Whatever it means to be in the world, it is anything but straightforward. In this world people cheat, people kill, they manipulate, they lie, they torture and steal--why? Sometimes we know why, but more often we don't--but we take all these questions and write (or read) our way through them hoping that, if we don't find an answer, we can at least find our way to a place where not knowing isn't as unbearable anymore (and sometimes it's not even about that; it's just about telling a story and wanting to make people laugh). It's an endless heritage of seeking with countless variations on the same statements which say over and over again I don't know what to make of this story, even as I tell it to you. So why am I telling it? Do I want to change it? Can I change it? Yes. No. Maybe. I have no certainty in any of this except that I can say it. All I can do is say it.

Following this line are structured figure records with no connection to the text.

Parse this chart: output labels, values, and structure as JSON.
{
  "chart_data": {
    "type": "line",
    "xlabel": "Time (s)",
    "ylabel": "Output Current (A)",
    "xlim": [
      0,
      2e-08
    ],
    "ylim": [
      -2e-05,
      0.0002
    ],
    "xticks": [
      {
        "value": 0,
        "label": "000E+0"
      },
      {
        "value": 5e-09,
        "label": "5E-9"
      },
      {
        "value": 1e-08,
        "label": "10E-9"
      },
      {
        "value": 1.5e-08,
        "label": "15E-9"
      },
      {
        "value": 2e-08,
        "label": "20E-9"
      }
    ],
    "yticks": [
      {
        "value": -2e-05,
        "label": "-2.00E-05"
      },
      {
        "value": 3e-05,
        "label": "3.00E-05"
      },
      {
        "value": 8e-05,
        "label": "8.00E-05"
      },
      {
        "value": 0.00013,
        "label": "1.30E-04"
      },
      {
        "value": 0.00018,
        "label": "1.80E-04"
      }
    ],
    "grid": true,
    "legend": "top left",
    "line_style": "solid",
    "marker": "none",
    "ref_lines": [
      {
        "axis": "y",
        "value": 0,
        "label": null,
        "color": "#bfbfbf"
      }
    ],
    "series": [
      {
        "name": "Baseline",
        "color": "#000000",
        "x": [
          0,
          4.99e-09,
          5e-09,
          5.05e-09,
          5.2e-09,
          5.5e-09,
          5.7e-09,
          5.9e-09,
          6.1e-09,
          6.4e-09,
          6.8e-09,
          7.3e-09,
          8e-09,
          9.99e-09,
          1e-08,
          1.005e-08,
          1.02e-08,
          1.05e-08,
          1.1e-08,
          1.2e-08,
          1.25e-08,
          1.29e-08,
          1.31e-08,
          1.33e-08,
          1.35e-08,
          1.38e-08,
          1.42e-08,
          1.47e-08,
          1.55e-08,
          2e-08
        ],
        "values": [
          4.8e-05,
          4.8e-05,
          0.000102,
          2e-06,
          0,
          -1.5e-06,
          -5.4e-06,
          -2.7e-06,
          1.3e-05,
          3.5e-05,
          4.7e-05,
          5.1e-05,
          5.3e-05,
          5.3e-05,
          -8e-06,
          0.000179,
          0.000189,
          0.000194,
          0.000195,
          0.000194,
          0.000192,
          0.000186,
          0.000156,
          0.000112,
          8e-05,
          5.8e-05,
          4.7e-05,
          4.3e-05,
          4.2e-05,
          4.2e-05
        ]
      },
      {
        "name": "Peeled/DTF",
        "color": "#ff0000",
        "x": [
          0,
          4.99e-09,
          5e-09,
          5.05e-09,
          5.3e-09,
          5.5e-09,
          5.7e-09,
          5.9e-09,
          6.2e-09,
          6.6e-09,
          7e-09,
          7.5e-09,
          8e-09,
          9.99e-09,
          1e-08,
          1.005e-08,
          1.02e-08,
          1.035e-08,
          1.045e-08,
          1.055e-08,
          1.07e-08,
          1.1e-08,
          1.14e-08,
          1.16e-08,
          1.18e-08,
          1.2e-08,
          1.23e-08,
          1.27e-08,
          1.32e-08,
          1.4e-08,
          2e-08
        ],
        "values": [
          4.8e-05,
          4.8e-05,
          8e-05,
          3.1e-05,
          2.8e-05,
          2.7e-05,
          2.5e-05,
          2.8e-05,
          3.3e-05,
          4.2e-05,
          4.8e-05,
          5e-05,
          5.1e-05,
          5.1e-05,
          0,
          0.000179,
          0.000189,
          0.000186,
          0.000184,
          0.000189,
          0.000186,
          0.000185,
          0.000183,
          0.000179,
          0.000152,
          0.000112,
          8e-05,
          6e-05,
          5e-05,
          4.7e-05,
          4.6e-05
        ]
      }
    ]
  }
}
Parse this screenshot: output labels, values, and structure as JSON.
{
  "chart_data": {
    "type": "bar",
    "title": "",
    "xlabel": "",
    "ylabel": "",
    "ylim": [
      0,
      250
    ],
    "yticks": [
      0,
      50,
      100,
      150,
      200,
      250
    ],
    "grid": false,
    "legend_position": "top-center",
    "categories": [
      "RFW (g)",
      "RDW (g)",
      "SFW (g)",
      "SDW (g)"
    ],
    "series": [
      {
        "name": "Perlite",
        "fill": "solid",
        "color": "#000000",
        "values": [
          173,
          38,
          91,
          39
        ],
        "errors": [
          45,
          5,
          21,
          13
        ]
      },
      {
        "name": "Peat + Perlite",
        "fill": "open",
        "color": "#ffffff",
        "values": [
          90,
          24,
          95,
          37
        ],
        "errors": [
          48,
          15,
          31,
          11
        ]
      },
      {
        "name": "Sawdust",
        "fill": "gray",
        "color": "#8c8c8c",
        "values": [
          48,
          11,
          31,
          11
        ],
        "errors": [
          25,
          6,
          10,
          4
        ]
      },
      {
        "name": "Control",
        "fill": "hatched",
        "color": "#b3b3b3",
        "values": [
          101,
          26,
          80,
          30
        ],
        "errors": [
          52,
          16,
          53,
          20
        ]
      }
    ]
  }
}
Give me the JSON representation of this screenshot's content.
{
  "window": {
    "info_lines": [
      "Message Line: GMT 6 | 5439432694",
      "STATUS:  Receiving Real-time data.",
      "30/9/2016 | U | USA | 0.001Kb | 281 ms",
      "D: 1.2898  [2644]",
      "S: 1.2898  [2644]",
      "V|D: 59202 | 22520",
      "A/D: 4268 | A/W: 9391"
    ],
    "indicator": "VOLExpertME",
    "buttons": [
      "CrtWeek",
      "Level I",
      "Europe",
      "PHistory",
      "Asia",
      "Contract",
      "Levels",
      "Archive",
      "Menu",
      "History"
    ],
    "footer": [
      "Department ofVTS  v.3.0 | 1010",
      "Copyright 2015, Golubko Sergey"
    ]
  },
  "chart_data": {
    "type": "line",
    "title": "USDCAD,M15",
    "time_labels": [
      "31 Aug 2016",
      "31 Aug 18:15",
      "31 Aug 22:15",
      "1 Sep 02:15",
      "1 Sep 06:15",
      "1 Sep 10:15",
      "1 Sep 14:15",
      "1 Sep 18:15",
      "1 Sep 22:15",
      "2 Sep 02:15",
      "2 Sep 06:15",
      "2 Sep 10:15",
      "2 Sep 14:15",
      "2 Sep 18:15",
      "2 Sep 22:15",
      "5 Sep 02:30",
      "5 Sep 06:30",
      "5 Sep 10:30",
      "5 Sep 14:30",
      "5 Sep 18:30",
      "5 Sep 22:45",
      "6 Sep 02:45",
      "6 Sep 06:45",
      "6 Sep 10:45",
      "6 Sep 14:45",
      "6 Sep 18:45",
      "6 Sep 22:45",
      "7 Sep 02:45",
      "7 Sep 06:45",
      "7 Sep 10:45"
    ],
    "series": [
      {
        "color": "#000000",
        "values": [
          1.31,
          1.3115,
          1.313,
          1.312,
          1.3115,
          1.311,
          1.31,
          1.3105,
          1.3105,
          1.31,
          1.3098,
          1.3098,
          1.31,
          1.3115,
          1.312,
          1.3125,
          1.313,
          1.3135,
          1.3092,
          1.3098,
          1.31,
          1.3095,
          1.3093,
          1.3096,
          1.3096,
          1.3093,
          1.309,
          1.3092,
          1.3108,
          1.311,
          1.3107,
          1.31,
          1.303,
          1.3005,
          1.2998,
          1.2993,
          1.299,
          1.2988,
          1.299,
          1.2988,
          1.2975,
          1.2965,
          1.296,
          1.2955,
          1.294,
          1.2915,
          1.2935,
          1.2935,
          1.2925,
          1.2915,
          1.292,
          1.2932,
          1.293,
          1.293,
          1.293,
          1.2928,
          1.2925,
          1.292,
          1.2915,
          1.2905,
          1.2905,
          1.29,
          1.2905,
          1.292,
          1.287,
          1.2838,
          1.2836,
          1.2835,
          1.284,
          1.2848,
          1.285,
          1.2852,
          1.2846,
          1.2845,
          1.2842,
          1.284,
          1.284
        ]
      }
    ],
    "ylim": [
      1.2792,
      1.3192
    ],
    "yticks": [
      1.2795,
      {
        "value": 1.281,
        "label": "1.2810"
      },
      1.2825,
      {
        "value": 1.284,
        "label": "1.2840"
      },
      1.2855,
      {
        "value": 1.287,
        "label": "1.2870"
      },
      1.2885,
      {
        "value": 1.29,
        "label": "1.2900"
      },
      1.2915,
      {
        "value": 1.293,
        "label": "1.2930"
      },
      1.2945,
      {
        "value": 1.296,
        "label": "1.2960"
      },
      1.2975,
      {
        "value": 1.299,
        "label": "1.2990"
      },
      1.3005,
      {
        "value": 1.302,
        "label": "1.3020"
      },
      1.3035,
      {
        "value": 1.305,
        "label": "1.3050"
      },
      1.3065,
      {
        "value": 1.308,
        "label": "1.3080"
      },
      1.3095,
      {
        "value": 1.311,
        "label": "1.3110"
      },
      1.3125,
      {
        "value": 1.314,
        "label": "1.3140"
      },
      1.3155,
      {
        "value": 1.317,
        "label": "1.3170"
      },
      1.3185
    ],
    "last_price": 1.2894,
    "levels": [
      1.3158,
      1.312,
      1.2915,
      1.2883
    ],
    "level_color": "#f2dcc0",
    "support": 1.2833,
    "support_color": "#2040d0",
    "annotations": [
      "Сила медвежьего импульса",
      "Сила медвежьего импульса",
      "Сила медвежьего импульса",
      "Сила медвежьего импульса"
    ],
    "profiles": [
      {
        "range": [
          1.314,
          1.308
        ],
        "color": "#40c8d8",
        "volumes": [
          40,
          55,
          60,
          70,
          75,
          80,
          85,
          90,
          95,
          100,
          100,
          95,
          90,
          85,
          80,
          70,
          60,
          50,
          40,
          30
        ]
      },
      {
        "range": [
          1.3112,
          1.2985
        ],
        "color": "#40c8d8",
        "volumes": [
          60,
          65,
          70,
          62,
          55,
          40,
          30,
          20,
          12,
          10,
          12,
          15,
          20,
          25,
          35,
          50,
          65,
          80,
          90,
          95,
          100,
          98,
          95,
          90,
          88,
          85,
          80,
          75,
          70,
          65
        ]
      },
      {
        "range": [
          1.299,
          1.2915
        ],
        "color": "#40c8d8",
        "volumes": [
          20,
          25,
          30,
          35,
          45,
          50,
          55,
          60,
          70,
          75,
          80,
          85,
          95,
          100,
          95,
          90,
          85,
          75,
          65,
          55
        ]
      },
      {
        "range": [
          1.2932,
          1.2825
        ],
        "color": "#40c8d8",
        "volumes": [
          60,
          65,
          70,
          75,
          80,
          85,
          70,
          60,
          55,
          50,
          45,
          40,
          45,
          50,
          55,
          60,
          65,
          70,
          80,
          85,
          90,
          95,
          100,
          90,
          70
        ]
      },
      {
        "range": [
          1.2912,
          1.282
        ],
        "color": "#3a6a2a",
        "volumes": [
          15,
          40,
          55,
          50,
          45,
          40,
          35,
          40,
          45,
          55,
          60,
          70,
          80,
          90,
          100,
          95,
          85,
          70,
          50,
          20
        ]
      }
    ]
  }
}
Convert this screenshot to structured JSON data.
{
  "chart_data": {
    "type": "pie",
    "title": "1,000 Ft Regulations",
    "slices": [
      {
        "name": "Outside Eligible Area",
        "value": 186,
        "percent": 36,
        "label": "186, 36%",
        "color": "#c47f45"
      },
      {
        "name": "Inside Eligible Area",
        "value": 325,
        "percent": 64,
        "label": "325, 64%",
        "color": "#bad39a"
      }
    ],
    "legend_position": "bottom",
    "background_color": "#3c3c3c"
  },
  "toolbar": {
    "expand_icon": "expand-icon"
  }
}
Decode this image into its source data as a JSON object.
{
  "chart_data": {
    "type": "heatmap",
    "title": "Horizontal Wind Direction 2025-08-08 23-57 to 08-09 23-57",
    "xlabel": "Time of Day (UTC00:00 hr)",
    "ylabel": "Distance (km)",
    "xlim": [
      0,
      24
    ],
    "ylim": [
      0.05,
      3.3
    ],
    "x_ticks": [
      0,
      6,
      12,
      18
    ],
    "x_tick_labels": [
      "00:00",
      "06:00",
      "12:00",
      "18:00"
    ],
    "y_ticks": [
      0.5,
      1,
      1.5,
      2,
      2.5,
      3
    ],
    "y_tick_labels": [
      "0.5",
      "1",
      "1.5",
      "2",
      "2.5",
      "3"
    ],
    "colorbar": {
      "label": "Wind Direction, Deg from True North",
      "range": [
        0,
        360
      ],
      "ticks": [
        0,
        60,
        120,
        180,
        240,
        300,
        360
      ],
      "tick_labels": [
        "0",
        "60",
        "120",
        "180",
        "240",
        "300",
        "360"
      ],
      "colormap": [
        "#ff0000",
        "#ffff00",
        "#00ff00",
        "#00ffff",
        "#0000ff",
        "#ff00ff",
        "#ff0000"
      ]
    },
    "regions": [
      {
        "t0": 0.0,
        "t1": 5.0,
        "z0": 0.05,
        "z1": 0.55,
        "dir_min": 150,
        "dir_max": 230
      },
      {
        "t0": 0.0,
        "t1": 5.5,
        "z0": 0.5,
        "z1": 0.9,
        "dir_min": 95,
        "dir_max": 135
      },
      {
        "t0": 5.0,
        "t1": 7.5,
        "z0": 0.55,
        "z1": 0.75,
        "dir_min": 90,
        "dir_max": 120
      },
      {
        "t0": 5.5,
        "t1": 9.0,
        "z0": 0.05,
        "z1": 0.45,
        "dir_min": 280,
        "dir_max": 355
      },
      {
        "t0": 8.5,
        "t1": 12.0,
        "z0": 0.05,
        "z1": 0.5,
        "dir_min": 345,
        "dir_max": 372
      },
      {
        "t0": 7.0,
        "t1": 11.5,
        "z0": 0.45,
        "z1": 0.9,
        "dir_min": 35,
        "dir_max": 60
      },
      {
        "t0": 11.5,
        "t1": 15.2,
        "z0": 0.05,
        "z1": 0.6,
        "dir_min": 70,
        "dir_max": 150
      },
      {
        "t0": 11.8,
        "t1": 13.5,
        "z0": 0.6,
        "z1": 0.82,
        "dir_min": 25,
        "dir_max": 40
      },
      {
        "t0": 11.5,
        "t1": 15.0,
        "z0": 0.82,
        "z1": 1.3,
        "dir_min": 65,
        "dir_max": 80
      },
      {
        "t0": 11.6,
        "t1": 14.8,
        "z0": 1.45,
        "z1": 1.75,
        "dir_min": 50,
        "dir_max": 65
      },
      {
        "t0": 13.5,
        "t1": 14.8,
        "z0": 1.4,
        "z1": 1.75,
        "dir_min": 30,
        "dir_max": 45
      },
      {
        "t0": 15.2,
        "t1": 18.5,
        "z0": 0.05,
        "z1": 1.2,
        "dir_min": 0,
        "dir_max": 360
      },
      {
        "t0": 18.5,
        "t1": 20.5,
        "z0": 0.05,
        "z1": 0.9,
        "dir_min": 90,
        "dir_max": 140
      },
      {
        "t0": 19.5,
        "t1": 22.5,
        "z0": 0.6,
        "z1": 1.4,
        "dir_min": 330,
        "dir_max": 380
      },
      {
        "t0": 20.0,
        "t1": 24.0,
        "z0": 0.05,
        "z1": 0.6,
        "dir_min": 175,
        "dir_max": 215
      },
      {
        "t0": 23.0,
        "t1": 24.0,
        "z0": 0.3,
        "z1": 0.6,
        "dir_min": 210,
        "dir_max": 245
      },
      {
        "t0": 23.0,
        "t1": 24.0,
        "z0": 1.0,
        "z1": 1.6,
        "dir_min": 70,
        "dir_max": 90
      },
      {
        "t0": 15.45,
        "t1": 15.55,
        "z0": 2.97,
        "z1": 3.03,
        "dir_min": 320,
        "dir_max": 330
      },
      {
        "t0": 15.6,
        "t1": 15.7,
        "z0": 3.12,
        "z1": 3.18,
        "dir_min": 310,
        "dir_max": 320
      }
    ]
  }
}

Writing, and art in general, are one of the very, very, few ways we can try and make sense of the apparently arbitrary chaos and absurdity of our lives--it's one of the only ways left to us by which we can impose some sense of structure or meaning, even if those things exists in the midst of forces that will constantly overwhelm those structures, and us. I write a poem to try and make sense of something (grief, love, a question about octopuses) or to just set down that I've experienced something (grief, love, an answer about octpuses). You write a poem to make sense of, resolve, register, or celebrate something else. They don't have to align. They don't have to agree. We don't even need to like each other much. But in both of these instances something is being said, some fragment of the world as its been perceived or experienced is being shared. They're separate truths that can exist at the same time. Acknowledging this is the only means we have of momentarily bridging the gaps that will always exist between ourselves and others, and it requires a profound amount of grace, consideration and forbearance. Otherwise, why are we bothering at all?